AFN Movie
- Country: United States
- Broadcast area: United States military bases and family homes via IPTV distribution
- Headquarters: Riverside, California, U.S.

Programming
- Language: English;
- Picture format: 1080i (HDTV)

Ownership
- Owner: American Forces Network
- Sister channels: List AFN Prime; AFN News; AFN Sports; AFN Sports 2; AFN Spectrum; AFN Family; ;

History
- Launched: September 2, 2004; 22 years ago
- Closed: March 22, 2026; 5 months ago (via satellite)

Links
- Website: MyAFN

Availability limited to U.S. military personnel in military bases

Streaming media
- Affiliated Streaming Service: AFN Now

= AFN Movie =

AFN Movie is a channel showcasing movies as well as film-oriented programming.

==History==
In January 2003, AFN announced the creation of AFN Family and AFN Movie, scheduled to start in December 2003. The launch of the two channels were delayed for technical reasons; and were announced in August 2004 to start on September 3; meanwhile, the channel had launched on satellites as a placeholder until the scheduled date. Broadcasts started de facto on September 2, but de jure on September 3; however, it still held provisional broadcasts for the length of the 2004 Summer Olympics, relaying events seen on CNBC and MSNBC.
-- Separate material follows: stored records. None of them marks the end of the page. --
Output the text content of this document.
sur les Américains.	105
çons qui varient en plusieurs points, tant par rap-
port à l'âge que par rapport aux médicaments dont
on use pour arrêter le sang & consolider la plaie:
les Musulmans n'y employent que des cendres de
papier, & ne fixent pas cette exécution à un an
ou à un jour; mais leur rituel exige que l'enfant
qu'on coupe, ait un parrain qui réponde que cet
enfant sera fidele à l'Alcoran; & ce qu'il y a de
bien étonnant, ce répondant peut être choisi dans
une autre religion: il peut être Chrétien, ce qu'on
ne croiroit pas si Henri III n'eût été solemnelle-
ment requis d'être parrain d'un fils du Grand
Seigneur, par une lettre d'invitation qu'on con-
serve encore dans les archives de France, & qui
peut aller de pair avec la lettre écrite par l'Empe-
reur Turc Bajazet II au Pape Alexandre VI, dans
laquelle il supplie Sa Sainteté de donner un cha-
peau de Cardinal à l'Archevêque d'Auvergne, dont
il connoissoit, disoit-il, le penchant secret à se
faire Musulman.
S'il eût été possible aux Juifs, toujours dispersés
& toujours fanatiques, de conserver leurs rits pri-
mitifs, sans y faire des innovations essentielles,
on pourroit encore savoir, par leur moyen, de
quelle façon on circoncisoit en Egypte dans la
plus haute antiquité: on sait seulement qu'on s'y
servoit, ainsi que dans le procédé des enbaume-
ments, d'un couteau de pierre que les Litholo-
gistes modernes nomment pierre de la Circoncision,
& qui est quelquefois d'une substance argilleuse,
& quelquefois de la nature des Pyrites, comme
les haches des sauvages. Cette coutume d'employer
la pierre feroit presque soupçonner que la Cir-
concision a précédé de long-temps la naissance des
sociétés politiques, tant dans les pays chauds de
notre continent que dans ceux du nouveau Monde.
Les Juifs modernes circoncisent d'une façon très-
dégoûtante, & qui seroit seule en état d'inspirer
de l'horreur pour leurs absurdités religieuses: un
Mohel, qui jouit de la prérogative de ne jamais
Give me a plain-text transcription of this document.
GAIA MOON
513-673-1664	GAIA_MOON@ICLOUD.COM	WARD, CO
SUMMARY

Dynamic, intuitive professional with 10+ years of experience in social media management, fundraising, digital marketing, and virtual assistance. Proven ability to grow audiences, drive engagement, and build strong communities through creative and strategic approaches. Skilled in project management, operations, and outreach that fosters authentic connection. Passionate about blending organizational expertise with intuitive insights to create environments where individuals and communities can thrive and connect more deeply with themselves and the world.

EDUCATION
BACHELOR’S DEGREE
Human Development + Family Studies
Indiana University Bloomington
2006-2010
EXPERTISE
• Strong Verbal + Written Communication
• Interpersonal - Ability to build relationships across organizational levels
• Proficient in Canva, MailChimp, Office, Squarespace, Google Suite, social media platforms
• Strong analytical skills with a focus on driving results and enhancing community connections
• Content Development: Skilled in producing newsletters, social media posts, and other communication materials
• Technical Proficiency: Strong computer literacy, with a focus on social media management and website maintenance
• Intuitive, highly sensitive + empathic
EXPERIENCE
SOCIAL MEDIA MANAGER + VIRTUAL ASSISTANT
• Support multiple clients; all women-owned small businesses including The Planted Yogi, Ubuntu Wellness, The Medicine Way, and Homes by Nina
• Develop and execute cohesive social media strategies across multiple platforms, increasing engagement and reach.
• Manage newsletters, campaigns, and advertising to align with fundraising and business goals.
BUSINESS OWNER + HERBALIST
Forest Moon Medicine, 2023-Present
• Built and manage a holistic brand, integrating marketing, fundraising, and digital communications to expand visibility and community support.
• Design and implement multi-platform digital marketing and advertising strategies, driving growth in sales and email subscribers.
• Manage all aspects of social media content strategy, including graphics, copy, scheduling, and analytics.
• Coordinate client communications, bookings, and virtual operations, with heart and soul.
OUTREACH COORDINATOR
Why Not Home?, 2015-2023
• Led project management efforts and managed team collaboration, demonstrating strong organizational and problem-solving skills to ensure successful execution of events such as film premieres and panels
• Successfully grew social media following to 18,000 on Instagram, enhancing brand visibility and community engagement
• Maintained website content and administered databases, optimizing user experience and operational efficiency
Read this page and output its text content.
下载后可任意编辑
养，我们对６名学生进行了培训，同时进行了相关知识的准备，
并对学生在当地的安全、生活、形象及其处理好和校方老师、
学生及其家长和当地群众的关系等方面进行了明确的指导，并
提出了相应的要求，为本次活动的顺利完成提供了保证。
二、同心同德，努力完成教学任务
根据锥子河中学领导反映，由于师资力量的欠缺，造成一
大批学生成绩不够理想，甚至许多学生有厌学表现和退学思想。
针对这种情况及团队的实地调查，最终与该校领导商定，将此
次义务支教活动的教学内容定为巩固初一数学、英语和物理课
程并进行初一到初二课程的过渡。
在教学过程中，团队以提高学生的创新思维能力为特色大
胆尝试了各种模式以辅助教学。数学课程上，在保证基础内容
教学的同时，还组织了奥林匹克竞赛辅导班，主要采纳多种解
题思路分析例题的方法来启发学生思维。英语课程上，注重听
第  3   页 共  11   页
From the outset of the channel, the network has been targeted towards a predominantly adult audience. Like the other channels of the AFN network, it airs a mix of new releases (available two years after theatrical release) and other films from throughout the decades. Like American premium film channels, films air without commercial advertising and not in specific hour/half-hour blocks, with interstitial programming airing to fill the remainder of a timeslot if needed.

In 2017, in line with other AFN networks, it converted to high definition.

With AFN services moving from satellite distribution to IPTV streaming (including access to individual programs), the channel moved exclusively to that mode of distribution on March 22, 2026.